In relation to the mental health (high-security hospitals only) bid round, the claimants challenged the selection criteria used, which they said the LSC had changed without leaving firms enough time to be able to satisfy them. They also challenged the verification exercise used for applicants in relation to the tender for both the generic and high-security mental health contracts.

The claimants sought an injunction to restrain the LSC from entering into the new contracts, which are due to start on 15 November, until after the conclusion of the judicial review. The new contracts were originally due to begin on 15 October, but were extended following the Law Society’s successful judicial review of the family tender exercise.

The claimants were supported by other firms, including London firms Bindmans (who also act as instructing solicitors), Duncan Lewis, Steel & Shamash, and Mansfield firm MH Legal.

They had garnered financial support from the Law Society and also sought a protective costs order to limit their financial liability in the event of losing the case.

Rheian Davies, partner at Ealing firm DH Law, which was a new entrant that successfully applied for a mental health contract, was given permission to intervene in the proceedings.

At the High Court last Friday, Mr Justice Cranston refused the application for injunctive relief, but awarded the claimants a protective costs order set at £100,000. He capped the hourly rate that could be charged by Bindmans, which is acting on a CFA, and said the firm could not claim a success fee in the event of it winning.

It was also agreed that counsel for the claimant would be paid at rates that mirrored counsel for the defendant.

After the hearing Davies said: ‘The proposed injunction would have affected new entrants to the legal aid market like us and would have benefited much larger and wealthier legal aid firms 10 times our size who brought or were behind the claim.

'These big firms should understand that for legal aid to retain its vitality, new generations of legal aid lawyers in small firms like ours must be allowed to come through and, if anything, should be supported. We are just glad that all the uncertainty is over and we can get on with representing our clients under the new contract.’

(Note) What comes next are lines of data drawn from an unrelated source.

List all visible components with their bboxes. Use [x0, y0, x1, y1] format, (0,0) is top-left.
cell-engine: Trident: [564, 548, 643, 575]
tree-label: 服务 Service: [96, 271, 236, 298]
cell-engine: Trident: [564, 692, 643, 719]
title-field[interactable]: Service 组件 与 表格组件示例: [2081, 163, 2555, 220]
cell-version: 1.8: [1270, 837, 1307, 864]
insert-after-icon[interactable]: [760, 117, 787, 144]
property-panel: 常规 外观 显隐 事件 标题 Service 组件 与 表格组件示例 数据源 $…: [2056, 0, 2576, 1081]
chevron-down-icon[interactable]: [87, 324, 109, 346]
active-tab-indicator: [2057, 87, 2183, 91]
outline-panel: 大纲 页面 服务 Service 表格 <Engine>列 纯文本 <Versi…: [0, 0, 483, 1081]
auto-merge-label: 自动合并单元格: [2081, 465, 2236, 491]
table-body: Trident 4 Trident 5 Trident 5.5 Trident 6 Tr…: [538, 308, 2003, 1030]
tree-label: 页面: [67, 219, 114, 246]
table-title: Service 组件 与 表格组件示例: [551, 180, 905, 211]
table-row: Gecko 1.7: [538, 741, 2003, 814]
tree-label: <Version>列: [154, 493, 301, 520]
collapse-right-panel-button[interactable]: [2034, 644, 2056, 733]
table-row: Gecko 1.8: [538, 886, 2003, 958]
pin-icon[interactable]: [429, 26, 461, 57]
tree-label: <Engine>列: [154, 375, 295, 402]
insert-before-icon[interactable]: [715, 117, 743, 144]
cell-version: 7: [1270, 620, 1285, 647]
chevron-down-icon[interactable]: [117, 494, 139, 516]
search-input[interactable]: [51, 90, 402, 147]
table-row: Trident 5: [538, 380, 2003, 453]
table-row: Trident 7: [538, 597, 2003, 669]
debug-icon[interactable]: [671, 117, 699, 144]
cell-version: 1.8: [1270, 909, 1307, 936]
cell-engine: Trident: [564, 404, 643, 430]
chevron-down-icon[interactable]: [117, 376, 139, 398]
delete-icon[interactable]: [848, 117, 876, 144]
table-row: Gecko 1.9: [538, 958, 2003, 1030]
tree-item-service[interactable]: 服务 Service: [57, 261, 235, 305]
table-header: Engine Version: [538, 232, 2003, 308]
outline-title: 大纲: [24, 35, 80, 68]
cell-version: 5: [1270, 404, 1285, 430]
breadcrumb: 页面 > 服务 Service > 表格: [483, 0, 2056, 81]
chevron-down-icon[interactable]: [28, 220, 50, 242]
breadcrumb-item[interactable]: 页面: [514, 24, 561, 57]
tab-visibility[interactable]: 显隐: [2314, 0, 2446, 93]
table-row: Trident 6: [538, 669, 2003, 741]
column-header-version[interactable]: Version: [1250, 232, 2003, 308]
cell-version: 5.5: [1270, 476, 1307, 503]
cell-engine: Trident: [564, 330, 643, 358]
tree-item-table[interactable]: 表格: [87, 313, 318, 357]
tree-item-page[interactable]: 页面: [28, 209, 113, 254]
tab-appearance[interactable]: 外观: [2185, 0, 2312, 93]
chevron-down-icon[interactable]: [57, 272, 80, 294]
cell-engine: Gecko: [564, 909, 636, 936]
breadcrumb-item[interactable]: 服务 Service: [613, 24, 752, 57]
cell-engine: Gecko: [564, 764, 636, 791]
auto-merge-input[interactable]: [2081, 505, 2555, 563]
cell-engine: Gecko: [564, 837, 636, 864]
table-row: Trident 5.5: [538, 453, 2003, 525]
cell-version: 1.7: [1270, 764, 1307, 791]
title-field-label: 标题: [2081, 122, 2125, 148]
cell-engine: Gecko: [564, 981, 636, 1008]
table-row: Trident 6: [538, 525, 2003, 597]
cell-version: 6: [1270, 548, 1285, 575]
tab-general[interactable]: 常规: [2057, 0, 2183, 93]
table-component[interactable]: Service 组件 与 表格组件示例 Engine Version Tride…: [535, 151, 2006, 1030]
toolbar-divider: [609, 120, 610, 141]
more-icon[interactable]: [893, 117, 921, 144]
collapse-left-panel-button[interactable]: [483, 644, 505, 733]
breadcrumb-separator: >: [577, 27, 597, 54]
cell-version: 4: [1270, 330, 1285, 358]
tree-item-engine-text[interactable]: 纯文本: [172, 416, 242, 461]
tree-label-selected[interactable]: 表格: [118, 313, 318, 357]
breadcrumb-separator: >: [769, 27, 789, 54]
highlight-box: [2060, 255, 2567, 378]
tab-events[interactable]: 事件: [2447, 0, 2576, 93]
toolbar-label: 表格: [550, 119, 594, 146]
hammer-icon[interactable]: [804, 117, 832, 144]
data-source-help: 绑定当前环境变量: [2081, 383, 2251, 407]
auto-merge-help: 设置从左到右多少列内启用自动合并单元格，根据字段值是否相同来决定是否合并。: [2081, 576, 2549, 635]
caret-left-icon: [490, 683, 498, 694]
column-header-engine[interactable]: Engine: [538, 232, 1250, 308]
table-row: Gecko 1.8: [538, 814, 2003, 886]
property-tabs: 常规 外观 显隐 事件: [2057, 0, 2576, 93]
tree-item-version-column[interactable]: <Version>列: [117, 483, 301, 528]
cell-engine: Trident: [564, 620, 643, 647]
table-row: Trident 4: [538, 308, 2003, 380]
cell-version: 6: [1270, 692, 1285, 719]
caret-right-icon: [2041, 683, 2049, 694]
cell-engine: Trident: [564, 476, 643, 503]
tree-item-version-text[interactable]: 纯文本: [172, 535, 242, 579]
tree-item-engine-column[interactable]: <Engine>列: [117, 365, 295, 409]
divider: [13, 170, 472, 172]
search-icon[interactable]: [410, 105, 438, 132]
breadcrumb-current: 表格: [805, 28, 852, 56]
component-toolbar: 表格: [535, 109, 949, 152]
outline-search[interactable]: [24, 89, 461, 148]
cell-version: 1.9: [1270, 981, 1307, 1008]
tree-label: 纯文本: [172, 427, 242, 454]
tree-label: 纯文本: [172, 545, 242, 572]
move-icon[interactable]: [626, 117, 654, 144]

Bindmans partner Saimo Chahal, who is representing the claimants, said she wants any firms that want to support the action to contact her.

Chahal said: 'The claimants were pleased with the outcome of Friday’s hearing - it has made legal history for two law firms, with eight others standing behind them to be granted a Protective Costs Order in these circumstances. The judge recognised that the law firms taking this challenge were not motivated by their financial interests but were litigating in the public interest to ensure that issues of public importance about the way the tender process had been conducted by the LSC for public law and mental health high-secure work was brought under scrutiny.

'The judge noted that the public law firms, namely Public Interest lawyers, Bindmans, Bhatt Murphy and Pierce Glynn and John Ford, were prominent players advancing the public interest through public law work and that it devalued the work these firms did to describe their actions as primarily commercial. This makes an important advance in the law of protective costs. These firms and the six mental health law firms involved in the challenge are happy that the tendering process in these two areas can be scrutinised by the court, and the concerns of their clients about access to justice for them from skilled and experiences lawyers will be looked at by the court.'

Phil Shiner of Public Interest Lawyers said: ‘The LSC has failed to intimidate us into withdrawing the claim by strenuously resisting a PCO. I welcome the PCO and that this important public interest case can proceed. I am particularly concerned about the public law tendering process which will have the effect of dramatically reducing the quality of work in this important constitutional area. I am particularly concerned that our work for non-UK nationals – as solicitors for Baha Mousa’s father – would have to stop.’ A date for the hearing of the judicial review claims has yet to be set.